Peg lateral teeth, or peg lateral incisors, are terms used to describe a condition where the lateral incisors (the second tooth on either side of the front teeth) are undersized and appear smaller than normal. This situation occurs when the permanent lateral incisors do not fully develop. Sometimes, the permanent adult lateral incisor teeth do not develop at all, leaving only the baby teeth (primary or deciduous teeth) in their place. A true peg lateral incisor is a term reserved for the under-developed adult permanent tooth that erupts after the deciduous tooth has been lost.
There are several ways to treat and correct this condition.
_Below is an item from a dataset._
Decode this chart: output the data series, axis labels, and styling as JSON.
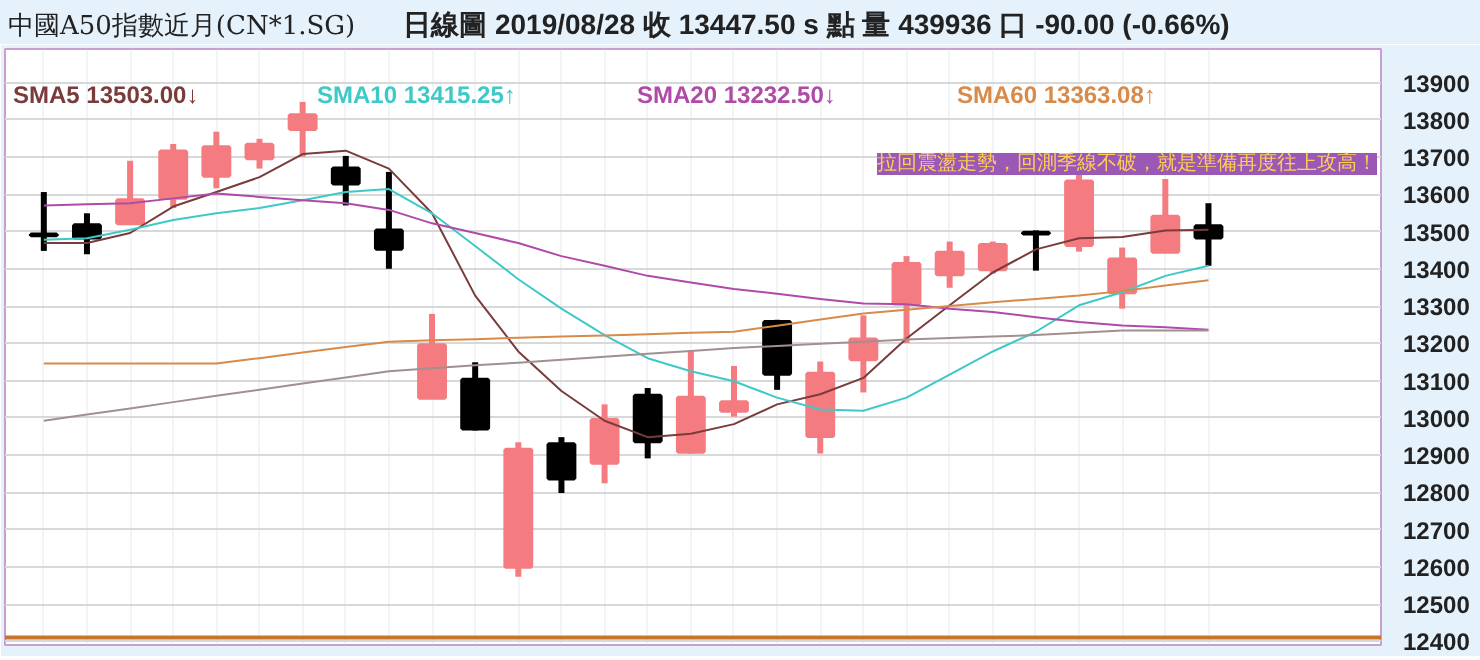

If the roots are strong but the visible teeth are undersized, the peg lateral incisors can be covered with porcelain crowns or porcelain veneers. Porcelain veneers are the most common treatment for peg lateral incisors, and require little or no tooth preparation. A porcelain shell is simply bonded over the smaller peg laterals making the teeth appear normal in size.
The second method is to remove the weak tooth and replace it with an all porcelain or porcelain-fused-to-gold bridge. When the bridge is constructed, the tooth on either side of the space where the peg lateral was is prepared for a crown. An impression is taken and sent to a dental laboratory, and a final bridge is returned to the dentist and inserted at a second visit. During the time period while the bridge is being fabricated at the laboratory, a temporary plastic bridge is placed in the mouth to provide function and cosmetic improvement for the missing tooth. When the final bridge is returned, the temporary plastic bridge is removed and replaced with the permanent porcelain bridge.
The third method is to remove the weak tooth and replace it with a dental implant.